Veronica Campbell ruba la scena al suo connazionale, correndo nei 100 metri con un fantastico 10″76, sorprendendo tutti e anche se stessa. Ai giornalisti ha dichiarato «Volevo correre intorno ai 10″92 sono sorpresa e felice, ringrazio Dio di avermi dato la forza di correre cosi veloce, la pista il pubblico sono stati fantastici, poi stabilire il mio record personale lo è stato ancora di più. Adesso andrò a casa per continuare ad allenarmi duramente e non gareggerò più fino ai campionati giamaicani e ai trials, dove prenderò parte sia ai 100 che ai 200 metri. Alla domanda pensi di migliorarti la Campbell ha risposto “l’unico limite è il cielo”».
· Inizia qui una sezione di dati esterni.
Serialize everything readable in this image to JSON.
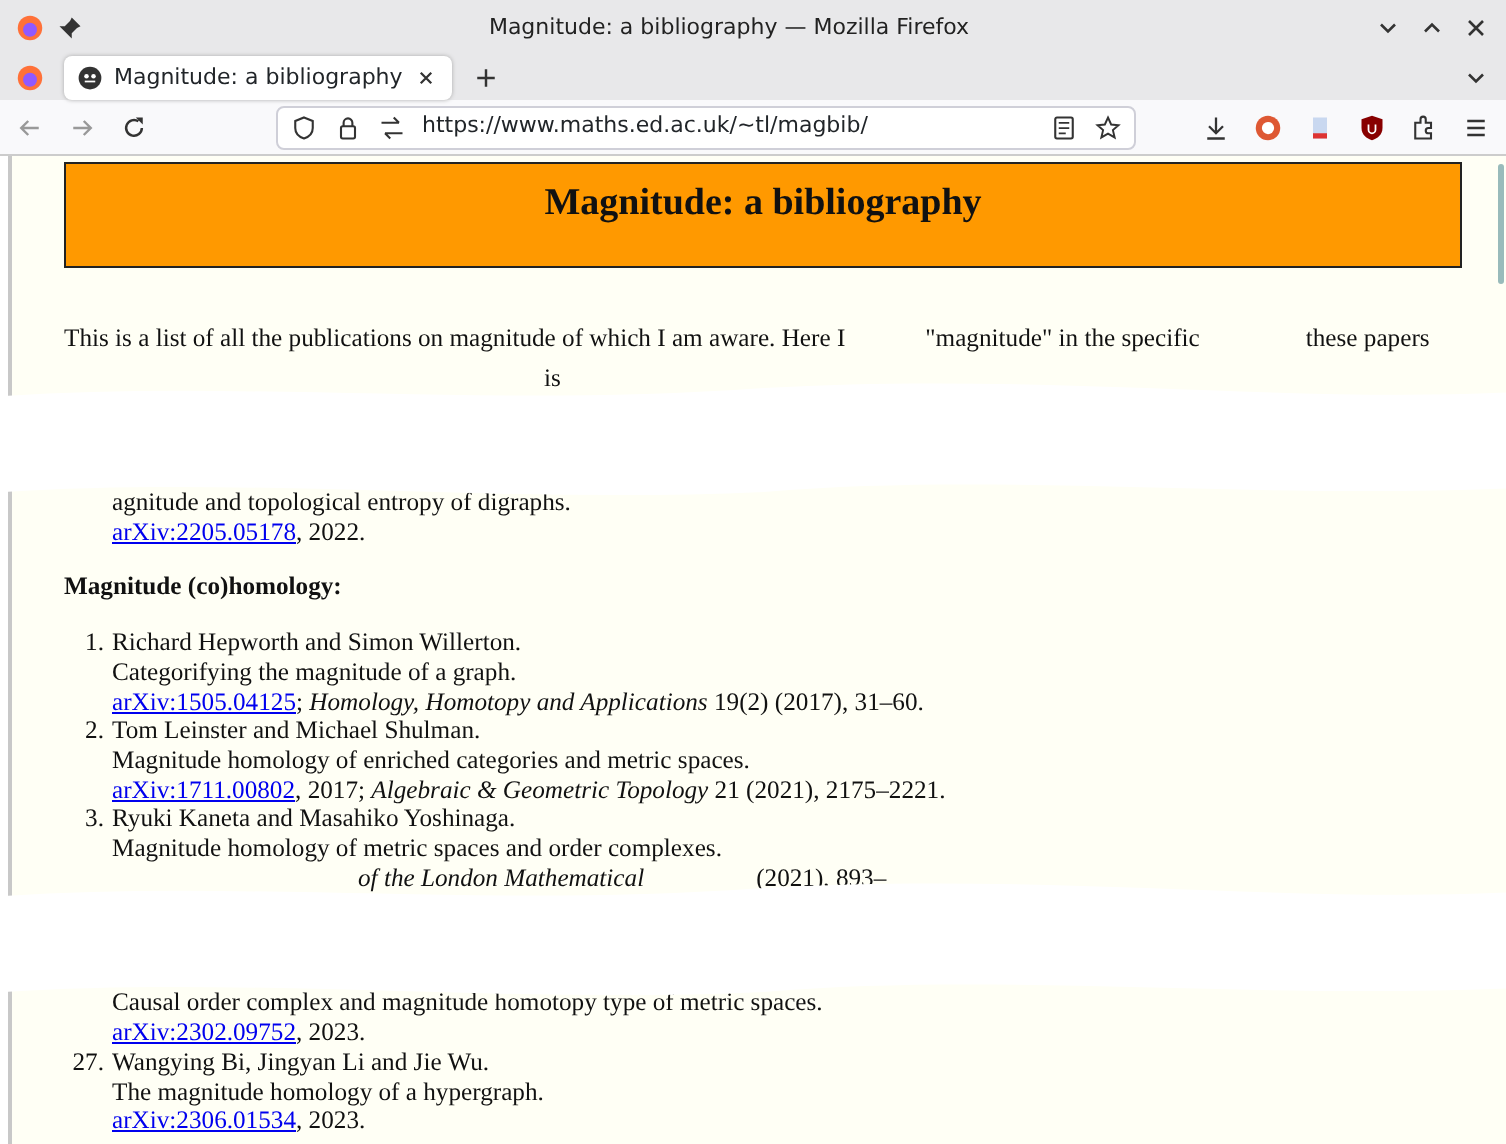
{
  "window": {
    "title": "Magnitude: a bibliography — Mozilla Firefox"
  },
  "tabs": [
    {
      "label": "Magnitude: a bibliography",
      "selected": true
    }
  ],
  "address_bar": {
    "url": "https://www.maths.ed.ac.uk/~tl/magbib/"
  },
  "page": {
    "heading": "Magnitude: a bibliography",
    "blocks": [
      {
        "kind": "fragments",
        "texts": [
          "This is a list of all the publications on magnitude of which I am aware. Here I",
          "\"magnitude\" in the specific",
          "these papers"
        ]
      },
      {
        "kind": "fragments",
        "texts": [
          "is"
        ]
      },
      {
        "kind": "covered"
      },
      {
        "kind": "entry",
        "title": "agnitude and topological entropy of digraphs.",
        "link": "arXiv:2205.05178",
        "rest": ", 2022."
      },
      {
        "kind": "heading",
        "text": "Magnitude (co)homology:"
      },
      {
        "kind": "entry",
        "number": "1.",
        "authors": "Richard Hepworth and Simon Willerton.",
        "title": "Categorifying the magnitude of a graph.",
        "link": "arXiv:1505.04125",
        "rest": "; *Homology, Homotopy and Applications* 19(2) (2017), 31–60."
      },
      {
        "kind": "entry",
        "number": "2.",
        "authors": "Tom Leinster and Michael Shulman.",
        "title": "Magnitude homology of enriched categories and metric spaces.",
        "link": "arXiv:1711.00802",
        "rest": ", 2017; *Algebraic & Geometric Topology* 21 (2021), 2175–2221."
      },
      {
        "kind": "entry",
        "number": "3.",
        "authors": "Ryuki Kaneta and Masahiko Yoshinaga.",
        "title": "Magnitude homology of metric spaces and order complexes.",
        "ref_fragments": [
          "*of the London Mathematical*",
          "(2021), 893–"
        ]
      },
      {
        "kind": "covered"
      },
      {
        "kind": "entry",
        "title": "Causal order complex and magnitude homotopy type of metric spaces.",
        "link": "arXiv:2302.09752",
        "rest": ", 2023."
      },
      {
        "kind": "entry",
        "number": "27.",
        "authors": "Wangying Bi, Jingyan Li and Jie Wu.",
        "title": "The magnitude homology of a hypergraph.",
        "link": "arXiv:2306.01534",
        "rest": ", 2023."
      }
    ]
  }
}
Il sudafricano Louis Van Zyl continua il suo trend positivo nei 400 ostacoli. Una gara solitaria la sua che l’ha visto vincere, confermando ormai che è l’uomo da battere ai Mondiali sud coreani. Nei 110 ostacoli è il cubano Dayron Robles a confermare la sua leadership. L’atleta che nel 2008 aveva stabilito il suo record del mondo con il crono di 12″87, a Ostrava ha vinto per la quarta volta consecutiva, mettendo alle sue spalle il giamaicano Thomas Dwight e l’americano Terrence Trammel.

Nel giavellotto femminile e la russa Mariya Abakumova a rovinare la festa alla detentrice del record del mondo, la campionessa Barbora Špotáková. Le due atlete continuano con il Golden Spike, in quella che sembra un’eterna e personale sfida tra di loro, basti pensare all’oro Olimpico del 2008 che la ceca strappo alla russa nell’ultimo lancio. A Ostrava stavolta è il turno della Abakumova, che vince stabilendo la migliore prestazione stagionale con 65 metri e 89. Tra gli uomini e il tedesco Matthias De Zordo a lanciare più lontano con la misura di 85 metri e 78, mettendo alle sue spalle il finnico Tero Pitkämäki (82.31) e il ceco Petr Frydrych (81.81).

Nel salto in alto Ivan Ukhov e Raul Spank, sono stati costretti a un tie-break dopo aver entrambi superato i 2 e 33 e sbagliato i 2 metri e 36. Ukhov alla fine è riuscito ad avere la meglio sul tedesco superando a ritroso di nuovo i 2 e 32.

I 3000 siepi sono stati appannaggio Paul Kipsiele Koech. Il keniano con un tempo finale di 8’02″55, ha strapazzato il suo connazionale Hillary Kipsang Yego, giunto alle sue spalle con il tempo di 8’12″63, terzo l’etiope Gari Roba con 8’15″16.